Europe has registered over 7 million new cases of coronavirus in the first week of 2022 alone, a figure twice as high as a two-week period, WHO Director for Europe Hans Kluge told a news conference.
“At this rate, the Institute for Health Metrics and Assessment predicts that more than 50 percent of the population in the region will be infected with Omicron over the next 6-8 weeks,” said Kluge, referring to a research center at the University of Washington.
Fifty of the 53 countries in Europe and Central Asia have registered cases with the new variant, Kluge said.
However, according to recent studies, Omicroni is affecting the upper respiratory tract more than the lungs, causing milder symptoms than previous variants of COVID-19 disease.
But the WHO has said that more studies are needed to prove this.
On January 10, Spanish Prime Minister Pedro Sanchez said it might be time to change the way COVID-19 evolution is tracked, and he suggested that a similar method be used for seasonal flu, as he said coronavirus mortality has fallen.

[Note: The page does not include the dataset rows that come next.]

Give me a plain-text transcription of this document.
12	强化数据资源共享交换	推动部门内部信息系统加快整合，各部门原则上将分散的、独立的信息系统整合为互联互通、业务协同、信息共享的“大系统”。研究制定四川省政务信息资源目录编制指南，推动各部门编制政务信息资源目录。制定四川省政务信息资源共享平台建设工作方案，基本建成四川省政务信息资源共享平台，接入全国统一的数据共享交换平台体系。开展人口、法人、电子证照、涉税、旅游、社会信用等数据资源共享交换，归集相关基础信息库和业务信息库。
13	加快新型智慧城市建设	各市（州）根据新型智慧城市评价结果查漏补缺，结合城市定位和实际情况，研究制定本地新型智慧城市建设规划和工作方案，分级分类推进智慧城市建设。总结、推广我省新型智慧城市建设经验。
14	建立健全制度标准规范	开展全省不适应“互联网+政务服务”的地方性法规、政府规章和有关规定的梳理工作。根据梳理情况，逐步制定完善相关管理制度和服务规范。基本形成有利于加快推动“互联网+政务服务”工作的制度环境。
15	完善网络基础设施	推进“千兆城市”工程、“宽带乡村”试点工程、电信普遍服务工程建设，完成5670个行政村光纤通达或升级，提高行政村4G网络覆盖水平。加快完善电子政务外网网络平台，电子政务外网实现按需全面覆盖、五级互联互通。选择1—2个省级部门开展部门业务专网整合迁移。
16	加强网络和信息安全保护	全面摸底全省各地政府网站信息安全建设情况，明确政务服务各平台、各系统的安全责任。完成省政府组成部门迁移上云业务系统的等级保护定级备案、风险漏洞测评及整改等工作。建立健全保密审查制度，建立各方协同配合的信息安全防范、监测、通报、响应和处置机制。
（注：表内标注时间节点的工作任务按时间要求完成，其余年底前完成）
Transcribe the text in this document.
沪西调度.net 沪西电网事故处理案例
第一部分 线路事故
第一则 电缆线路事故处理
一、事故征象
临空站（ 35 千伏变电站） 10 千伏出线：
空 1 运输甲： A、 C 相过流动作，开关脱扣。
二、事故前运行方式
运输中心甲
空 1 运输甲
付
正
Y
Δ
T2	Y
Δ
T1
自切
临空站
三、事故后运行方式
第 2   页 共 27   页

This would mean treating the virus as an endemic disease, rather than a pandemic and states would not record every case nor test all people who show symptoms.
But Chatherine Smallwood, the WHO’s chief emergency officer for Europe, said this could be “a way out”, adding that endemism requires the disease to have a stable and predictable transmission.
“We still have great uncertainty and a virus that is evolving quite rapidly, presenting new challenges. “Of course, we are not yet at the point where we could call it an epidemic.”